Prescription drugs - Selecting the coverage that's right for you.
It’s no secret that prescription drug costs are on the rise. According to the Canadian Institute for Health Information, total drug expenditure is estimated to have reached $33 billion in 2012. With significant advancements in the treatments of rheumatoid arthritis, cancer, multiple sclerosis, just to name a few, it’s not uncommon to see annual drug costs for these patients totaling $10,000- $100,000, or more. To illustrate this point, in 2013 insurers in Canada paid more than 4,000 claims for prescription drugs that cost in excess of $25,000.
In response to these advancements, private insurers and plan sponsors have had to make changes to their plans in order to control claims costs and keep coverage affordable.
It’s important for all plan sponsors and plan members to know what they’re covered for in order to avoid surprises at claim time. So here’s a quick summary of the 4 most common drug plan options being used in the market today:
Brand Name – no coverage restrictions. All drugs are typically covered under this type of a drug plan.
Generic (no substitutes) – covers the cost of generic versions of drugs. When it comes to brand name drugs, these could be covered, if your doctor writes “no substitutions” on the prescription. A doctor will typically do this for you if they feel the brand name version of the drug would be more effective.
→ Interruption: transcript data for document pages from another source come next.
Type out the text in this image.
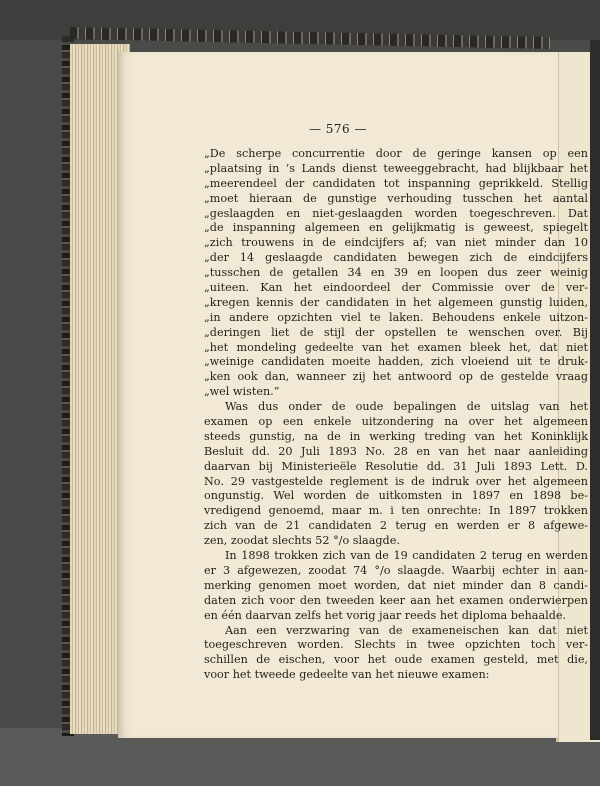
— 576 —
„De scherpe concurrentie door de geringe kansen op een
„plaatsing in ’s Lands dienst teweeggebracht, had blijkbaar het
„meerendeel der candidaten tot inspanning geprikkeld. Stellig
„moet hieraan de gunstige verhouding tusschen het aantal
„geslaagden en niet-geslaagden worden toegeschreven. Dat
„de inspanning algemeen en gelijkmatig is geweest, spiegelt
„zich trouwens in de eindcijfers af; van niet minder dan 10
„der 14 geslaagde candidaten bewegen zich de eindcijfers
„tusschen de getallen 34 en 39 en loopen dus zeer weinig
„uiteen. Kan het eindoordeel der Commissie over de ver-
„kregen kennis der candidaten in het algemeen gunstig luiden,
„in andere opzichten viel te laken. Behoudens enkele uitzon-
„deringen liet de stijl der opstellen te wenschen over. Bij
„het mondeling gedeelte van het examen bleek het, dat niet
„weinige candidaten moeite hadden, zich vloeiend uit te druk-
„ken ook dan, wanneer zij het antwoord op de gestelde vraag
„wel wisten.”
Was dus onder de oude bepalingen de uitslag van het
examen op een enkele uitzondering na over het algemeen
steeds gunstig, na de in werking treding van het Koninklijk
Besluit dd. 20 Juli 1893 No. 28 en van het naar aanleiding
daarvan bij Ministerieële Resolutie dd. 31 Juli 1893 Lett. D.
No. 29 vastgestelde reglement is de indruk over het algemeen
ongunstig. Wel worden de uitkomsten in 1897 en 1898 be-
vredigend genoemd, maar m. i ten onrechte: In 1897 trokken
zich van de 21 candidaten 2 terug en werden er 8 afgewe-
zen, zoodat slechts 52 °/o slaagde.
In 1898 trokken zich van de 19 candidaten 2 terug en werden
er 3 afgewezen, zoodat 74 °/o slaagde. Waarbij echter in aan-
merking genomen moet worden, dat niet minder dan 8 candi-
daten zich voor den tweeden keer aan het examen onderwierpen
en één daarvan zelfs het vorig jaar reeds het diploma behaalde.
Aan een verzwaring van de exameneischen kan dat niet
toegeschreven worden. Slechts in twee opzichten toch ver-
schillen de eischen, voor het oude examen gesteld, met die,
voor het tweede gedeelte van het nieuwe examen:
Mandatory Generic – only the cost of generic drugs would be covered, regardless of whether or not your doctor specifies “no substitutions”. Brand name drugs are covered when no generic version is available. Many insurers are moving in this direction, some are now exclusively offering mandatory generic plans.
Formulary – many insurers offer options where drug coverage is tied to a formulary. A formulary is a pre-set list of drugs that are covered under the plan. For example, the Chambers of Commerce Group Insurance Plan utilizes the National Formulary, a listing that includes approximately 86% of the most commonly prescribed drugs. Formularies are regularly reviewed and updated so as to remain consistent with current medical trends.